J’observai mon fiancé. Malgré ses qualités aimables, qu’il était différent du Clairmont que j’avais entrevu naguère, et qui n’existait sans doute que dans mon imagination ! Il m’avait séduite par une attitude héroïque qui était une attitude seulement. C’était un bon garçon, un peu snob et très habile, que toutes les femmes adoraient… Il m’aimait, je l’aimais. Que demandais-je de plus ? Avais-je le droit de me montrer si difficile ?

Je rentrai chez moi plus triste encore. Avant de m’endormir, j’écrivis ce billet :

« J’ai reçu votre livre, mon cher Antoine. Je ne veux pas le lire tout de suite, car tout loisir me manque, et je tiens à lire le Pauvre attentivement, pieusement. Je vous écrirai ensuite.

» Il y a presque deux mois que je ne vous ai vu. Pourquoi ? Mon amitié pour vous reste la même. Croyez-vous donc que l’amour et le mariage feront une ingrate de votre

» hellé ? »


XXV


Antoine répondit aussitôt :

« Je ne vous oublie point, chère petite amie, et bien souvent j’ai souhaité vous voir. Mille impérieuses raisons me retiennent loin de vous pour le moment. N’attendez pas que je vous les expose : vous les devinerez en réfléchissant un peu.

» Je suis très occupé et par ma Revue et par les conférences dont je vous ai parlé. Un groupe de jeunes gens, écrivains, artistes, s’est pris d’un bel enthousiasme pour mon projet et s’offre à me seconder généreusement. J’espère que nous aurons plusieurs salles de mairies à notre disposition. Notre public sera tout populaire, et notre programme, très beau, très simple, aura, je crois, grand succès. Il s’agit de faire des lectures, de réciter des vers, de jouer et de chanter des fragments d’opéras et de symphonies célèbres, en les accompagnant d’un commentaire bref, clair et intéressant. Cela peut contribuer à la future éducation esthétique du peuple, trop négligée aujourd’hui. Votre oncle, assurément, eût encouragé notre initiative.

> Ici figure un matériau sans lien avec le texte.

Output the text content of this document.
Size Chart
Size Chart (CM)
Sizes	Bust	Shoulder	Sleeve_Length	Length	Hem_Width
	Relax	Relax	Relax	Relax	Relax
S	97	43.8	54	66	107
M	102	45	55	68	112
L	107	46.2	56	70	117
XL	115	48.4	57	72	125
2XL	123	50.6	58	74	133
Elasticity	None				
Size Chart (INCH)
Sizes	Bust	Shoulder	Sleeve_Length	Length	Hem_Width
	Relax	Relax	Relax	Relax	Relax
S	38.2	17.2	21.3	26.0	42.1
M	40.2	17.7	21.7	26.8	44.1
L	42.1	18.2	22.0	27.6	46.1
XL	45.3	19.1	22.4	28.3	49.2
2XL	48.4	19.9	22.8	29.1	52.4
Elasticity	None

» Je suppose que l’époque de votre mariage approche. Marie m’a dit que vous alliez beaucoup dans le monde et que vos devoirs de fiancée vous laissent peu de loisirs. Pourtant, n’oubliez pas, dans votre vie nouvelle, les autres devoirs que vous remplissiez si bien. Restez généreuse et compatissante, avec ces belles facultés d’enthousiasme et d’indignation que le mondain réprouve, et qu’il tentera de détruire en vous. Je sais que votre influence sera excellente sur Clairmont : vous le rendrez meilleur et plus grand.

» Je vous parle sans amertume, Hellé. Si j’ai souffert par vous, j’ai tâché que ma peine me fût bonne et ne déposât point dans mon cœur l’ignoble lie d’un injuste ressentiment. Je garde l’espoir de ne pas vous avoir été inutile en vous révélant des aspects de la vie que vous eussiez toujours ignorés. Si vous demeurez digne de vous-même, je ne me plaindrai pas.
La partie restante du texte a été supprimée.